The form of TB that most people are familiar with is active tuberculosis in the lungs, which is formally known as pulmonary tuberculosis (PTB). The symptoms of PTB evolve over several weeks to months and include a chronic cough, weight loss, and afternoon fevers with sweating at night. If it is not promptly diagnosed, blood in the sputum (hemoptysis) can start to appear. As the bacteria eat further into the lungs, a potentially fatal lung hemorrhage can develop. PTB gradually destroys the lungs and can lead to respiratory failure and death. People with PTB are contagious. Mycobacterium tuberculosis bacteria can be aerosolized with each cough and infect other people, especially those who live in the same household as the patient.
Another common manifestation of TB is an infection of the lymph nodes, usually in the neck area. The lymph nodes enlarge, and some eventually burst open, with thick, cheese-like pus coming out. This is known as TB adenitis, or scrofula. Unlike PTB, scrofula is generally not contagious, but it can be painful and disfiguring. Virtually any organ can be affected by TB, from the skin, the gut, the kidneys, the bones, and the brain. TB in the brain, known as TB meningitis, is uniformly fatal if untreated, and has a high mortality even with treatment, especially if diagnosed late. Those who survive can have significant neurological impairment, such as strokes, hearing loss, and hydrocephalus (increased pressure from water in the brain).
Prior to the discovery of effective antibiotics, the treatment of TB consisted of rest, a healthy lifestyle, and any number of folk remedies which weren’t very effective. Some patients underwent lung surgery to remove the diseased parts as a last-ditch effort to cure the infection, but this was very risky. I remember encountering some elderly patients during my time in medical school who had had this kind of surgery and survived.
It wasn’t until the discovery of streptomycin in the 1940s that TB finally became treatable. Unfortunately, tuberculosis proved to be a very hardy opponent. It can become resistant to single medications, and modern regimens use combination treatment with multiple antibiotics for months at a time.

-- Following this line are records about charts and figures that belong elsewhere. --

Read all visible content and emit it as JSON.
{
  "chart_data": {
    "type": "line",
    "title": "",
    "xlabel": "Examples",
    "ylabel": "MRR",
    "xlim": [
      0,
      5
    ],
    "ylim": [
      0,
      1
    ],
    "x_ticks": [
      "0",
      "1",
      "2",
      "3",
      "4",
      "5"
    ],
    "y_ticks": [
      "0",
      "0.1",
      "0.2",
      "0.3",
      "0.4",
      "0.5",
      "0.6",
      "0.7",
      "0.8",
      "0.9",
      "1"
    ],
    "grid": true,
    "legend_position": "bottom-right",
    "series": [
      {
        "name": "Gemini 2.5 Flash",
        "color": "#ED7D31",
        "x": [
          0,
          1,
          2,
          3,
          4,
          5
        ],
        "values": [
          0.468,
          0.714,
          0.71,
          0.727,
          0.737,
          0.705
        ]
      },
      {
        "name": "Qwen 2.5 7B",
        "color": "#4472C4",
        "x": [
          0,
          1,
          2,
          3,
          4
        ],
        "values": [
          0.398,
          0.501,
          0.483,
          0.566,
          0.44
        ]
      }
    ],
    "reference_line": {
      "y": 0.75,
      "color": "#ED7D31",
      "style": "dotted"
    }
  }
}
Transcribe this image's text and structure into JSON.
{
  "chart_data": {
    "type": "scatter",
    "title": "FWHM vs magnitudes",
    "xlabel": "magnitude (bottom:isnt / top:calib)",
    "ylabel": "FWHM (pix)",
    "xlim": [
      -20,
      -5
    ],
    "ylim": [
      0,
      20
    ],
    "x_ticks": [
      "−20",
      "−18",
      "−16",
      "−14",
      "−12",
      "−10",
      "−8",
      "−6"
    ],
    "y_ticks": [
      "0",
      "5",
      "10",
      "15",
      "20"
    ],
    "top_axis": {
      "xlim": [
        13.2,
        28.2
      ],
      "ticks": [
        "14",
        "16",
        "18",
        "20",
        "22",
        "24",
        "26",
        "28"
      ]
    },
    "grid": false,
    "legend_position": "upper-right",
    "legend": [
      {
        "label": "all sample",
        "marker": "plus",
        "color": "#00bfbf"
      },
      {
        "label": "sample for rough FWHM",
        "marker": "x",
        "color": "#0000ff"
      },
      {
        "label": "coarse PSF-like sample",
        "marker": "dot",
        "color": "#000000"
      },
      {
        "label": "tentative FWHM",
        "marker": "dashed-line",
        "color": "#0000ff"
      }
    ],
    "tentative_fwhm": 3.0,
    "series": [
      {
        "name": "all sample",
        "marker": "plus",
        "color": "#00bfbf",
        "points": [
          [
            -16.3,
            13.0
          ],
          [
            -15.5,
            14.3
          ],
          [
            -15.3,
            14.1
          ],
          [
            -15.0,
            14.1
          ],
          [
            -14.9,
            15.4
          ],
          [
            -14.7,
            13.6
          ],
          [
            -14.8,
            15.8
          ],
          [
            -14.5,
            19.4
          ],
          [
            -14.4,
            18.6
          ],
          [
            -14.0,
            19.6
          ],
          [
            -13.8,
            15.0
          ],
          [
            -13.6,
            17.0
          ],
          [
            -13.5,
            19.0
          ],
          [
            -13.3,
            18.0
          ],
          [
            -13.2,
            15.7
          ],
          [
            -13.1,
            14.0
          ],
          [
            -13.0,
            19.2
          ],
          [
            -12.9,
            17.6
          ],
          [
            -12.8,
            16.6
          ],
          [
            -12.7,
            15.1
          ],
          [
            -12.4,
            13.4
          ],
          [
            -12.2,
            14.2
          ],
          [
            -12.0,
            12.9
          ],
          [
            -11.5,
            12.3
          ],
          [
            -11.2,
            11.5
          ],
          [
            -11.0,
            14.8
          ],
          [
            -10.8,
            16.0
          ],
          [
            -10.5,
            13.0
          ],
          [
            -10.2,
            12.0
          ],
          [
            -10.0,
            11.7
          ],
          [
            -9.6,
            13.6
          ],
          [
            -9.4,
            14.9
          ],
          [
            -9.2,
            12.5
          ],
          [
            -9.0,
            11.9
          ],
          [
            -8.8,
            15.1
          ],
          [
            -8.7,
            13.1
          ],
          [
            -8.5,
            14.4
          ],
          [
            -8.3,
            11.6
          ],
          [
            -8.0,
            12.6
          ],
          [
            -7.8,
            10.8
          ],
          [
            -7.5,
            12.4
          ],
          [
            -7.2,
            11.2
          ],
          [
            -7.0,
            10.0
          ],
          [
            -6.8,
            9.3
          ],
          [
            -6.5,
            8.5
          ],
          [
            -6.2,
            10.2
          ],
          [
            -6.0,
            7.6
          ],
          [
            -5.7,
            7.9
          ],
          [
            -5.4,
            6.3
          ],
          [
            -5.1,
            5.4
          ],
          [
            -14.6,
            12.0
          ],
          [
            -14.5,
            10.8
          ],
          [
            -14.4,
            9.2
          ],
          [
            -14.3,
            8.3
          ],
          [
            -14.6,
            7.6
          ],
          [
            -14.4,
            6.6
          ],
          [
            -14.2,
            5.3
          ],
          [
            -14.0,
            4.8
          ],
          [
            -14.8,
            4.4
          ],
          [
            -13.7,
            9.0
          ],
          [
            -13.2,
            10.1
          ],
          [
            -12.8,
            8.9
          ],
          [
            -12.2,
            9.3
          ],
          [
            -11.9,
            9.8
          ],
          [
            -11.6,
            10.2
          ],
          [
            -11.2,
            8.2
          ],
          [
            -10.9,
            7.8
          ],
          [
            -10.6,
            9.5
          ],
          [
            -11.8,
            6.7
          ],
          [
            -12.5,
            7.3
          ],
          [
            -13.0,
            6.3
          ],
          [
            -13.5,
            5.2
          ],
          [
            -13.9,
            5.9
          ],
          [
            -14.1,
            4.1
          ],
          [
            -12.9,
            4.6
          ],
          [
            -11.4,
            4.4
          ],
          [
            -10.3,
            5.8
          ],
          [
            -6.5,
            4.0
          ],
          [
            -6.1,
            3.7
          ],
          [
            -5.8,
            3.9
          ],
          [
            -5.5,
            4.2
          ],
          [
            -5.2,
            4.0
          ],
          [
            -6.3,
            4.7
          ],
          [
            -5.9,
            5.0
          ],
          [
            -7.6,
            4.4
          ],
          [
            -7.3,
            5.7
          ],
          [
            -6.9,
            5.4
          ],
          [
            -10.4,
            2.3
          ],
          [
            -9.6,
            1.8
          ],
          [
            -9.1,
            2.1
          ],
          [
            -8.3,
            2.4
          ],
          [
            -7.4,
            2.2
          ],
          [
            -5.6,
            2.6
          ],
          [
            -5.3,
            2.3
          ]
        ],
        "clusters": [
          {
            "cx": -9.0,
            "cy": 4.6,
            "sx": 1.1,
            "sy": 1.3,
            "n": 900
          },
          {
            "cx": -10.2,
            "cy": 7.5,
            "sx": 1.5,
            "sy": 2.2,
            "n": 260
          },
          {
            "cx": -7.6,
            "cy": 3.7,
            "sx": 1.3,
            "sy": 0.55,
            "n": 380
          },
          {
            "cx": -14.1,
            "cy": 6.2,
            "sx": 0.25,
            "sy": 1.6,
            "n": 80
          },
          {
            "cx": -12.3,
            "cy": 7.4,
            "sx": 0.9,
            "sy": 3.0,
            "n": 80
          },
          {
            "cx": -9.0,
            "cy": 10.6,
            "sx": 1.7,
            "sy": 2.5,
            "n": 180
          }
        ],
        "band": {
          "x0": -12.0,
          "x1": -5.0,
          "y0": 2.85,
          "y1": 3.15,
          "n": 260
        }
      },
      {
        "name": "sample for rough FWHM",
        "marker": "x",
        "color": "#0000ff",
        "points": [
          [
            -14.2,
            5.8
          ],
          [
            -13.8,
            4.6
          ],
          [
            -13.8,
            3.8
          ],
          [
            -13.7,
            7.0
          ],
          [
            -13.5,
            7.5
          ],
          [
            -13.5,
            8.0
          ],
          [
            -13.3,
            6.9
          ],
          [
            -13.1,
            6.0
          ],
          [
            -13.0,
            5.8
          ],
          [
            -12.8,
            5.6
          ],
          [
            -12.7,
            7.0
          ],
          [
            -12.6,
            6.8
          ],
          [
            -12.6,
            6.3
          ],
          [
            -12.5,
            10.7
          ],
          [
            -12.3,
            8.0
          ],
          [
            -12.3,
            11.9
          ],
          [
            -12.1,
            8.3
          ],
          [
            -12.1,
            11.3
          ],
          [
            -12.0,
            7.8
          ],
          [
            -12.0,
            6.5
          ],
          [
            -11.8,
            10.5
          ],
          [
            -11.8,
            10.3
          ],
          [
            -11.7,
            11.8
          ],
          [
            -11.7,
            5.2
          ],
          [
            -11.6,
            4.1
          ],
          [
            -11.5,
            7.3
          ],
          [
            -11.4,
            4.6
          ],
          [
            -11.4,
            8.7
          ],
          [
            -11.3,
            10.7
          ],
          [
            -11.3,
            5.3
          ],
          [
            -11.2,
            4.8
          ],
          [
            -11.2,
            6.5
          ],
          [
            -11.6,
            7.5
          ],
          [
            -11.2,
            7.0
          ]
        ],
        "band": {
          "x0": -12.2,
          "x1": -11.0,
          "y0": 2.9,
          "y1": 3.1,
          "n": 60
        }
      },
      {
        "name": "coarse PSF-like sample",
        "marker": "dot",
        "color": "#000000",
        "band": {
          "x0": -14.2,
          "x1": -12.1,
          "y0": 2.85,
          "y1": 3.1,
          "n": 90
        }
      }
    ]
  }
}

As with most diseases, the earlier tuberculosis is diagnosed, the better it responds to treatment. Anyone with a chronic cough, unintentional weight loss, and/or persistent afternoon fevers should see their doctor and be worked up for tuberculosis. Since the Philippines is committed to decreasing the burden of tuberculosis in the country, diagnostics and treatment for tuberculosis are available for free at the nearest TB DOTS center. If you are diagnosed with PTB, it is very important that the full six-month course of medication be completed because tuberculosis may become drug-resistant with inadequate and haphazard treatment. The ultimate solution to defeating tuberculosis in our country depends on a strong partnership between the government, the private sector, healthcare workers, and the patients themselves. The success of the program depends on overcoming stigma so that patients seek care early, complete their entire course of treatment, and stop the cycle of infection.